Dit vereist dat de overheid kunstenaars moet doen opleiden, vormen, aanmoedigen en in de gelegenheid stellen elementen te ontlenen aan inhoud, vormtaal en kleurenpalet van groepsspecifieke cultuur – en kunstuitingen die onze nationale bronnen van creativiteit zijn, waarin de creatieve kracht van onze diversiteit ligt opgeslagen.
Om zodoende – tegen de achtergrond van ons koloniaal verleden – in onze geschiedenis cultuur en samenleving ingebedde ofwel gedekoloniseerde moderne kunst te maken die de kijker zelfherkenning biedt, terwijl hij niet op de kunstenaar lijkt c.q. de geest van beiden t.o.v. elkaar dekoloniseert c.q. beiden sociaal en emotioneel met elkaar verbonden doet raken.
Maken van zulke kunst is creatief, inventief en innovatief reageren op de dekoloniserende uitdaging van ruimte en tijd van ons continent. Dit deden al vele kunstenaars in de dekoloniserende fase van ons continent, Afrika en Azië. Waar in ons land, pas na Srefidensi Irodikromo en John Lie A Fo spontaan ertoe overgingen resp. ontlenend aan de Javaanse cultuur (Wayang) en Marroncultuur (Afaka schrift) gevolgd door Marcel Pinas rondom 2000 (marroncultuur).

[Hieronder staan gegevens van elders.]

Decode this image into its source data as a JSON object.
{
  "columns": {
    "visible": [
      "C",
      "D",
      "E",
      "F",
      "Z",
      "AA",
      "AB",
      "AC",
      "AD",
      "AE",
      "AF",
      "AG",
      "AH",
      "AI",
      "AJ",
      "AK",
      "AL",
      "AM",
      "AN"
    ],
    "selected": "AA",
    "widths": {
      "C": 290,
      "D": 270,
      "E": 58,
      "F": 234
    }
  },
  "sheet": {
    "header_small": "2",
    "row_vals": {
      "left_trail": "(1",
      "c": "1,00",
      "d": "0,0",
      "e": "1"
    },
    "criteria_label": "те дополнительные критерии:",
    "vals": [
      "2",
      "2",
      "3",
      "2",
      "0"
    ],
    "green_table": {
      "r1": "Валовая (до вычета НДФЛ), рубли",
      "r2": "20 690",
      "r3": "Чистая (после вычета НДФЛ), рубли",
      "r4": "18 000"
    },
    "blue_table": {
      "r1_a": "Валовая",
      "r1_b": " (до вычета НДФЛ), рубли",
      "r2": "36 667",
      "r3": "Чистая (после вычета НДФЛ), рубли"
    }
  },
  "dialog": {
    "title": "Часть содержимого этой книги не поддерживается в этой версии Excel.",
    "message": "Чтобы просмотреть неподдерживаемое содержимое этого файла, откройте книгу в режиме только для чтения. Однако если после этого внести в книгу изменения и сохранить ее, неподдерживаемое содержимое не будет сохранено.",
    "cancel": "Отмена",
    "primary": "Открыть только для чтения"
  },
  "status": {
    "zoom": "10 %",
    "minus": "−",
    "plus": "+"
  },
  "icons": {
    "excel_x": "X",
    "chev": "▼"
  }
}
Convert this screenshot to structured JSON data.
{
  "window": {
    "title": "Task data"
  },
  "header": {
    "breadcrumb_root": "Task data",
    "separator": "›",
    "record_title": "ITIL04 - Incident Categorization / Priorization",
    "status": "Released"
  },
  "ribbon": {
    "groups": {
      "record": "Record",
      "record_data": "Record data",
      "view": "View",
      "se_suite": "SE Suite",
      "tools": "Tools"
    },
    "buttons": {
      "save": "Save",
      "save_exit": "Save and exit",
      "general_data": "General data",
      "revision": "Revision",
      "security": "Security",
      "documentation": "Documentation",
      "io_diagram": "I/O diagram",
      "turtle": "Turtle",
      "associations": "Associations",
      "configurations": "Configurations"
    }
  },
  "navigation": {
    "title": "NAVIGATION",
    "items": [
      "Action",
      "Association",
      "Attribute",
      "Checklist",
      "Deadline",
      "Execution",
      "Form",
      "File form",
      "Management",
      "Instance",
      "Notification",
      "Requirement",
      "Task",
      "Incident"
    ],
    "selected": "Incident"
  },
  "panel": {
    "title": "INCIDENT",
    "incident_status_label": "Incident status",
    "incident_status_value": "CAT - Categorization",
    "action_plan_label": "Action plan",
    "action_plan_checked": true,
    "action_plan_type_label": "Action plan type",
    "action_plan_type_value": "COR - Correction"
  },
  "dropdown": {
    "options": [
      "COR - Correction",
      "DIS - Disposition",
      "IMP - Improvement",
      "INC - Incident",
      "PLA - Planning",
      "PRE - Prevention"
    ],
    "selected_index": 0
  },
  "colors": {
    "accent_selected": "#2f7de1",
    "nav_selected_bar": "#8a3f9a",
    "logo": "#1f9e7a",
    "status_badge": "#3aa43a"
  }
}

Hun werk houdt de Javaanse en de marron cultuur op moderne wijze levend, het bevordert echter ook de natievorming aan de basis van de samenleving. Dat de groepen intercultureel op elkaar betrokken raken c.q. liefde voor elkaar gaan koesteren. Het belang van de eigen groep en het belang van de samenleving als geheel, tegelijkertijd in dezelfde beweging kunnen benadrukken en overschrijden.
Op de vicepresident rust dus nu “ba -suku ba -feni ba -tjari”. Terstond cultuurbeleid doen implementeren zodat de groepen in tempo naar elkaar kunnen toegroeien. Zodanig dat ze op nationale hoogtijdagen, in eenheid en verscheidenheid, gezamenlijk elkaars cultuur en kunstuitingen gaan vieren en beleven. Ontstaan is dan een ideale postkoloniale multiculturele samenleving gelijk een kleurrijk piramidaal opgebouwd WildcoastArt monument, hoog verheffend te midden van het rijkgeschakeerd groen van de Wilde Kust van Guyana, op de plek waar de naam Suriname naar verwijst!